Pakistan had gone into the final at Sharjah having won all its league matches while Sri Lanka had won only one and had qualified for the final by virtue of a better run-rate. Obviously Pakistan was the firm favourite. But cricket often confounds the experts. Sri Lanka played its best cricket and Pakistan its worst, leaving the Pakistan cricket public both disappointed and bewildered.
Did Pakistan wilt under the pressure of being favourite or was there an element of cock sureness that induced complacency? One thing is certain. Sri Lanka looked fired up. It also looked a team that had done a lot of soul-searching and a lot of planning. Pakistan it seemed was going to play it by the book.
Once Sri Lanka got over early nervousness and went on a run spree, Pakistan did not appear to have a back-up plan. Pakistan's fielding had earned it fulsome praise and there was effusive mention of "young legs" dashing around. There are two aspects of fielding. You are not only expected to stop the ball but to catch it when hit in the air. It is this second aspect that seemed to have been forgotten.
At a conservative estimate, four catches were dropped plus a couple of missed stumping. Forget about the half-chances the Sri Lankans, miraculously, snapped up. You drop a catch and that is unfortunate, you drop two and that is a misfortune but four? That is unpardonable. It represents a break-down of focus and concentration.

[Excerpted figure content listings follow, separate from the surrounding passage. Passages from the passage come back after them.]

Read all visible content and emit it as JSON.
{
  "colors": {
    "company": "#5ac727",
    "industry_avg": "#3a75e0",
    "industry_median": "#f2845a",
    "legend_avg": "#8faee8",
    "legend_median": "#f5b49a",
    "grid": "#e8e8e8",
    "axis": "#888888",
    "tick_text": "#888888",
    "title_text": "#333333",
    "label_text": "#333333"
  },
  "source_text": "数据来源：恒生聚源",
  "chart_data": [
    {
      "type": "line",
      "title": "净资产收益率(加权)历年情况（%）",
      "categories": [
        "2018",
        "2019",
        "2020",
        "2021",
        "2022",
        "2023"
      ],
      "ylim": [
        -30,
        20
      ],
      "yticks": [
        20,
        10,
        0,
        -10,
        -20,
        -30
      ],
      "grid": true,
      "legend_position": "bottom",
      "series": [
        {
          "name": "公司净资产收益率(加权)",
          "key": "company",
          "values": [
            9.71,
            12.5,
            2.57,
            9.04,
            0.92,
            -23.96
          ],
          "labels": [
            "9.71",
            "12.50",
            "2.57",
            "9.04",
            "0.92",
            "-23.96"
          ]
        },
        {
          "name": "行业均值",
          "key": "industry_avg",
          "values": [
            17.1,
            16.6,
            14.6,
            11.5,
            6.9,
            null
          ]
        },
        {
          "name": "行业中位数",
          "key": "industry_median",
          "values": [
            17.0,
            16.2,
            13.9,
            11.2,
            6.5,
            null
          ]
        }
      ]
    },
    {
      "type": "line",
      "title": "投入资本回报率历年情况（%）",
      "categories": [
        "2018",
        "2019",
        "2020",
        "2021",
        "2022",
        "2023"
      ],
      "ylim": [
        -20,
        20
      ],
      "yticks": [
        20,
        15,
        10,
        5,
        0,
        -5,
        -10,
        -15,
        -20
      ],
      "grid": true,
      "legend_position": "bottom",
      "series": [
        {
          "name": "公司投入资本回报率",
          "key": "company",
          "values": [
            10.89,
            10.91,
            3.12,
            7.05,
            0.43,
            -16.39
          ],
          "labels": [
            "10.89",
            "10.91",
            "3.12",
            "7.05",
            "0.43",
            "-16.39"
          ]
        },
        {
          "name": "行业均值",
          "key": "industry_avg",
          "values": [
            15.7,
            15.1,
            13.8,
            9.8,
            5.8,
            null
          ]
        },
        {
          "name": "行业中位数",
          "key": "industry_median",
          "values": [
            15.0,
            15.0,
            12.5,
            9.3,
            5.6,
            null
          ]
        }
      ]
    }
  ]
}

And they were relatively simple catches and not blinders. Geoff Boycott's Mom would have caught them! The Sri Lankans did not even bother to say "thank you" and they took the gift and rode their luck and piled on a score of 298, well beyond their wildest dreams. Sri Lanka had planned to pace its innings and had started slowly, gather momentum and then go for the big shots. But with catches being dropped, the batsmen just made hay as the Pakistan bowlers appeared to lose heart.
Still, an asking-rate of nearly six an over was not impossible on that shirt-front wicket and there was no need for a mad rush. All Pakistan had to do was to bat sensibly, the urgency needed did not amount to panic not to treat all the 50 overs as slog overs.
Shahid Afridi plays the way he does. He hit the first ball he received for six but was "suckered" into hooking and getting a top edge. Imran Nazir seems to have his feet in concrete blocks or someone has told him that the laws of cricket do not allow a batsman to use his feet. He has no footwork. Surely he would have seen how Marvan Ataputtu and Mahela Jayawardena batted. I was surprised to see Humayun Farhat come in instead of Saeed Anwar. Saeed Anwar was the in-form batsman. He needed to bat through the innings. He played beautifully but Pakistan kept losing wickets regularly including that of Inzamam-ul-Haq, a soft dismissal.
The team to tour England will have been selected by the time this column appears but I would certainly have Moin Khan in the team and give some serious thought to Ejaz Ahmed and even Aamir Sohail. I presume that Wasim Akram, Azhar Mahmood and Yousuf Yohanna are automatic selections. Or are they?
This brings me to Shoaib Malik who has been reported for a "suspect" bowling action. Michael Holding made a meal of it while doing the commentator and he was completely out of order. It is not the job of a commentator to act as judge, jury and executioner. Television slowed down the pictures, froze them while Holding explained in painful detail why his action was illegal.
It is the job of the umpire to report the bowler to the match-referee and until the ICC decides, the matter is sub-judice. Television is watched by millions of viewers and the commentators would be mindful of their responsibilities. They are there to describe the proceedings and they are not expected to be judgmental. There should also be a code of conduct for the commentators.
Cricket is already plagued by tabloid or 'pop' print journalism. I expected better from Michael Holding. Even Ravi Shastri got in a cheap shot when Afridi came to bowl in one of the league matches. His fellow-commentator mentioned something about Afridi's change of pace and Ravi chipped in "and also change of action."
The Indian Sports Minister got all tangled up when trying to justify why India was not playing against Pakistan at cricket but was playing hockey. She made the rather alarming disclosure that many of India's Test cricketers supported the Indian government's refusal to allow its team to play against Pakistan.
She did not disclose their names and I am surprised that she was not pressed to do so. I would certainly like to know the names of the players who do not want to play against Pakistan. I think she would be better advised to say nothing on the subject.
Silence is golden. But I am sure the Indian cricket public must have watched the Sharjah final on television and in their hearts had wished that their team was playing. Still, the tournament in Sharjah was a huge success. And that should give India pause for thought.